Устинья держалась просто, спокойно. А я вдруг заволновался. Стало жарко щекам, шее. Чтобы скрыть это, у калитки предложил ей руку, предлог выдумал глупый: помочь со свертками. Она покрепче ухватилась, сунула мне свой бидончик — так помогай!
Темнело здесь рано. Дорога подсыхала после недавней грозы. Воздух нагрелся, пахло глиной, травой. Устинья приостановилась, потянулась в чей-то палисадник за веткой темной, голой еще сирени.
— Азовский цветок! Скоро уже откроется. Он пахнет — страсть!
Отпустила ветку и немного оступилась. С куста посыпались влажные капли. Опираясь на меня, приподняла немного подол юбки — гляди-ка, ступила в лужицу, вот, — выставила ножку в промокшем ботике. Показала черный башмачок — намок. Прижалась ближе, касаясь макушкой у сердца.
— А трава, как думаешь, доктор, уж очень сырая? — улыбнулась откровенно.
Ее запах, городского мыла и волос… Мне захотелось почувствовать его глубже, прижать сильнее все ее тело. Она не противилась, потянулась навстречу. Это ощущение податливости, власти над ней подействовало на меня как стакан крепкой мадеры из отчаянного сорта Tinta Negra.
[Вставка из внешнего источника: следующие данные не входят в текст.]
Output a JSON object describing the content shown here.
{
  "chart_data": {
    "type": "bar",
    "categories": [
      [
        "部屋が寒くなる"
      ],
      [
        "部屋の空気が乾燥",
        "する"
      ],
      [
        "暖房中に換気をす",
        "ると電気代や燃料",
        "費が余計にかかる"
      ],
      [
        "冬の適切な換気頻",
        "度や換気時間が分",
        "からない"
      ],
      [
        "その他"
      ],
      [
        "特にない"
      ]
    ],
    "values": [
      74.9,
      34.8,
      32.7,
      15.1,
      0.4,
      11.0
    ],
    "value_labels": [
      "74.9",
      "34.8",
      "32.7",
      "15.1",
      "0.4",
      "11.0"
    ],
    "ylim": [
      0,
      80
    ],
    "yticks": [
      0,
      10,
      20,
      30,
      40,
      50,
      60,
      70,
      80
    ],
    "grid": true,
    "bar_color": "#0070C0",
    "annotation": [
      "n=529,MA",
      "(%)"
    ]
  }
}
Без стеснения она отвечала на ласку. Я уже хотел уложить ее на перепутанную влажную траву, но в палисаднике залаял пес. Невидимка невдалеке затянул песню, засмеялся. Устинья отвела мои руки:
— Шастают тут. — Я совсем не подумал, что нас могут увидеть. — Тваво хозяина уж в хате нет, ушли они. Лучше до тебя возвернемся.
Пробрались в комнату мы как воры, не зажигая свет. Устинья зашептала: «Чапелька[63] тугая, сподмогни». Нетерпеливо потянула мои руки к мелким пуговичкам на своей нижней рубашке. Вытащила тяжелую шпильку, размотала пушистую косу. Кудри липли от пота к коже. Я убрал их, открывая ее розовую круглую шею, гладкие плечи. В темноте пружины матраса запели, прогнувшись. Сердце колотилось у меня прямо в горле. Хотя с точки зрения медицины — это решительно невозможно.
После Устинья, не смущаясь наготы, встала, прошлась по комнате. Постояла у стола, переложила книги, бумаги слетели на пол. Подняла перевернутую фотокарточку Юлии Николаевны в светлом платье на благотворительном балу, снятую еще до замужества. Я все возил ее с собой всюду. Сам не знаю зачем.
— Это кто тебе? Жена, что ли? — Она отнесла карточку подальше от глаз, рассматривая. Закусила темную губку.